Borges se basó para su poema en la novela “El Golem” de Gutav Meyrink, la


cual se encuentra inspirada en la leyenda de Judah Loew Ben Bezalel, un
conocido rabino del siglo XVI que se dice, creó al Golem para defender el gueto
de Praga de los ataques antisemitas de su época. La creación de vida por parte
del hombre es un tópico común: los homúnculos de Paracelso, los complejos
autómatas medievales, el Frankenstein de Mary Shelley o el Pinocho de
Lorenzini, pero también los actuales sueños informáticos de una posible
inteligencia artificial. El Golem es una vieja versión de una más vieja aspiración
humana.

Para la tradición judía, el ser creado nunca puede llegar a ser más que una
sombra de aquél que lo creó, una imagen, y en este caso, una imagen de una
imagen: todo Golem carece de alma. Si se le ordena llevar a cabo una tarea, la
llevará a cabo de un modo sistemático y literal; no hay metáfora allí.

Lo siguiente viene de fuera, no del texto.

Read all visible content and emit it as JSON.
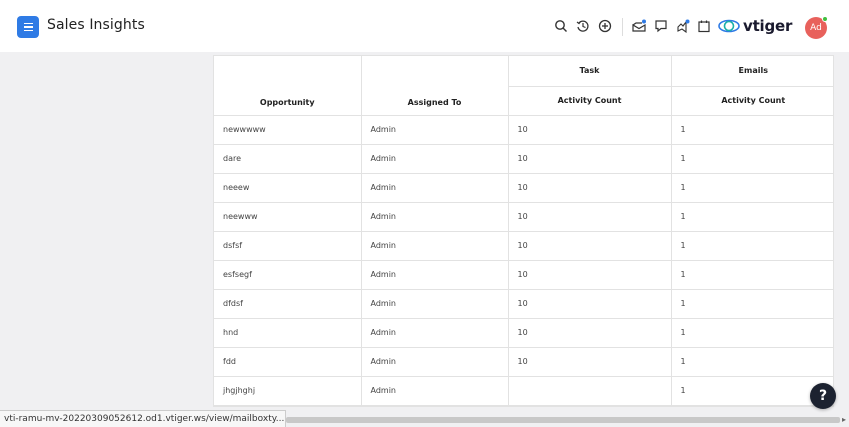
{
  "header": {
    "title": "Sales Insights",
    "brand": "vtiger",
    "avatar_initials": "Ad",
    "icons": [
      "search-icon",
      "history-icon",
      "add-icon",
      "mail-icon",
      "chat-icon",
      "activity-icon",
      "calendar-icon"
    ]
  },
  "table": {
    "group_headers": {
      "task": "Task",
      "emails": "Emails"
    },
    "columns": {
      "opportunity": "Opportunity",
      "assigned_to": "Assigned To",
      "task_activity": "Activity Count",
      "email_activity": "Activity Count"
    },
    "rows": [
      {
        "opportunity": "newwwww",
        "assigned_to": "Admin",
        "task_count": "10",
        "email_count": "1"
      },
      {
        "opportunity": "dare",
        "assigned_to": "Admin",
        "task_count": "10",
        "email_count": "1"
      },
      {
        "opportunity": "neeew",
        "assigned_to": "Admin",
        "task_count": "10",
        "email_count": "1"
      },
      {
        "opportunity": "neewww",
        "assigned_to": "Admin",
        "task_count": "10",
        "email_count": "1"
      },
      {
        "opportunity": "dsfsf",
        "assigned_to": "Admin",
        "task_count": "10",
        "email_count": "1"
      },
      {
        "opportunity": "esfsegf",
        "assigned_to": "Admin",
        "task_count": "10",
        "email_count": "1"
      },
      {
        "opportunity": "dfdsf",
        "assigned_to": "Admin",
        "task_count": "10",
        "email_count": "1"
      },
      {
        "opportunity": "hnd",
        "assigned_to": "Admin",
        "task_count": "10",
        "email_count": "1"
      },
      {
        "opportunity": "fdd",
        "assigned_to": "Admin",
        "task_count": "10",
        "email_count": "1"
      },
      {
        "opportunity": "jhgjhghj",
        "assigned_to": "Admin",
        "task_count": "",
        "email_count": "1"
      }
    ]
  },
  "help_button": "?",
  "statusbar": {
    "url": "vti-ramu-mv-20220309052612.od1.vtiger.ws/view/mailboxty..."
  },
  "colors": {
    "primary": "#2f7be5",
    "avatar": "#e8615c",
    "help": "#1c2230"
  }
}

Se cuenta que la esposa del rabino Lowel le pidió al Golem que fuera «al río a
sacar agua»; la criatura obedeció, fue al río y comenzó a sacar agua sin parar,
hasta que terminó por inundar la ciudad. La pregunta es si toda criatura solo
puede aspirar a ser una imagen de su creador; si de poder crear vida,
necesariamente esa vida será peor, más imperfecta. Tal vez sea solo un
prejuicio religioso. A fines de prevenir el sacrilegio, conviene pensar que la
criatura únicamente puede llegar ser una imagen porqué sino, la alta altura de
Dios puede que no sea tan alta. Además valdría preguntarnos seriamente, si
todo hombre tiene alma y si no hay hombres de carne y hueso que solo
obedecen sin cuestionar, como meros Golems.